O caso da carreira dos professores é um bom exemplo. A progressão na carreira dos professores foi congelada por duas vezes. Primeiro em 2005 durando até 2007, quando Portugal entrou no seu segundo processo por défices excessivos, era José Sócrates primeiro-ministro – o primeiro foi com Durão Barroso em 2002. Congelou-se de novo a progressão na carreira dos professores em 2011 com a longa crise que nos trouxe a troika.

Parece assim claro que, por muito injusto que seja, o modelo de progressão de carreira dos professores não consegue ser pago de forma duradoura. Mas, em vez de se retirar essa lição e tentar logo no início da legislatura reestruturar a progressão nas carreiras, mantendo tanto quanto possível, os direitos adquiridos transmitiu-se a mensagem da reversão.

O que se devia ter feito logo nessa altura e não apenas para os professores era uma reestruturação das carreiras – é preferível ter menos progressões do que ver periodicamente as regras congeladas por falta de dinheiro. Não se fez e a dinâmica da despesa está aí com o Governo com poucas alternativas, neste momento, que não seja seguir o exemplo dos Açores e da Madeira no caso dos professores. Um outro grave erro foi o da redução do horário de trabalho na administração pública.

O que nos pode esperar? O cenário de pesadelo, improvável mas não impossível, é a chegada de uma crise repentina por via de um “crash” nos mercados financeiros. O cenário mais provável é um abrandamento da economia, como já está a acontecer, com a recessão a instalar-se algures em 2020 ou 2021. Estaremos na altura já com uma dívida suficientemente baixa para evitar ter de tomar medidas como as da era da troika? Não parece provável.

Quem será o protagonista dessas medidas? Inevitavelmente os protagonistas serão os partidos do centro, PS e PSD, sejam quais forem os seus líderes. E é aqui que corremos o sério risco de chegar à mesma situação da implosão do centro que atingiu já países como a França e a Espanha. Uma crise a exigir medidas de austeridade somada àquilo que os políticos andam a fazer a si próprios – nas faltas no Parlamento, nos curriculum pouco rigorosos para dizer o mínimo e nas relações de emprego –, pode ter um resultado muito perigoso. Desde logo o de tornar o país disponível para dar ouvidos a “amanhãs que cantam” como já aconteceu com o Reino Unido com o Brexit e nos Estados Unidos e Brasil com a eleição de Donald Trump e Jair Bolsonaro.
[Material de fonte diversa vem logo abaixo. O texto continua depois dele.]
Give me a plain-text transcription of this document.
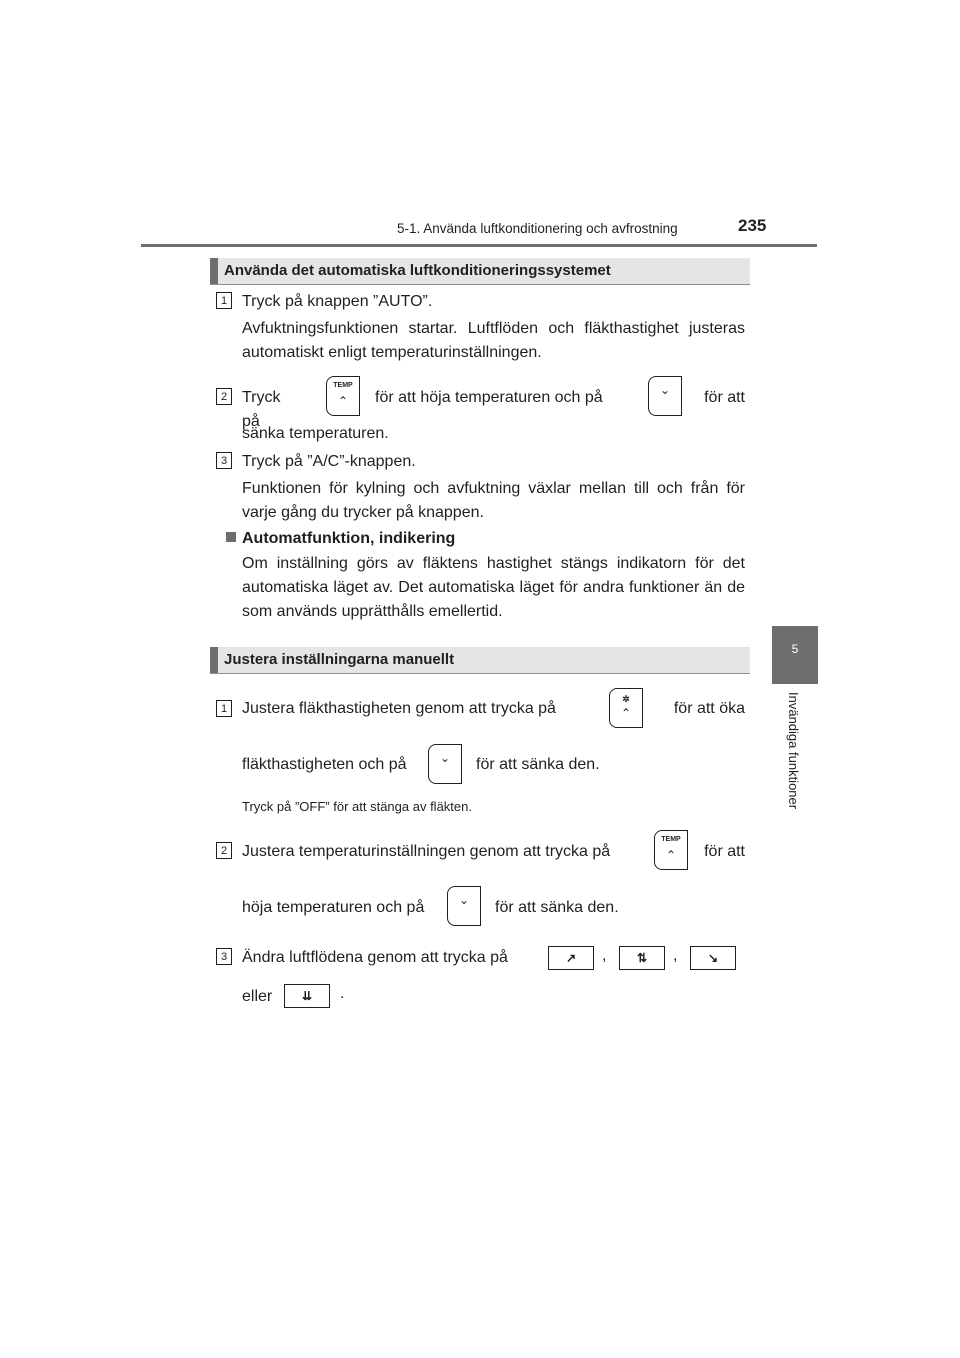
5-1. Använda luftkonditionering och avfrostning	235
5
Invändiga funktioner
Använda det automatiska luftkonditioneringssystemet
1 Tryck på knappen ”AUTO”.
Avfuktningsfunktionen startar. Luftflöden och fläkthastighet justeras automatiskt enligt temperaturinställningen.
2 Tryck på
TEMP
⌃	för att höja temperaturen och på	⌄	för att
sänka temperaturen.
3 Tryck på ”A/C”-knappen.
Funktionen för kylning och avfuktning växlar mellan till och från för varje gång du trycker på knappen.
Automatfunktion, indikering
Om inställning görs av fläktens hastighet stängs indikatorn för det automatiska läget av. Det automatiska läget för andra funktioner än de som används upprätthålls emellertid.
Justera inställningarna manuellt
1 Justera fläkthastigheten genom att trycka på
✲
⌃	för att öka
fläkthastigheten och på	⌄	för att sänka den.
Tryck på ”OFF” för att stänga av fläkten.
2 Justera temperaturinställningen genom att trycka på
TEMP
⌃	för att
höja temperaturen och på	⌄	för att sänka den.
3 Ändra luftflödena genom att trycka på	↗	,	⇅	,	↘
eller	⇊	.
O Presidente da República tem por isso razões para estar preocupado, como se manifestou na mensagem de ano novo, principalmente se pensa em recandidatar-se em 2021. Marcelo Rebelo de Sousa corre o risco de enfrentar eleições no meio de uma crise e será inevitável pensar que poderia ter sido mais exigente, podia ter feito alertas mais assertivos sobre a necessidade de adoptar políticas que não fossem apenas de gestão do dinheiro que ia caindo com a recuperação da economia.

Nota da autora: O segundo parágrafo foi actualizado dia 3 de Janeiro às 11h42, acrescentando os cálculos com o crescimento em termos nominais. Agradeço o alerta que me foi feito por uma leitora.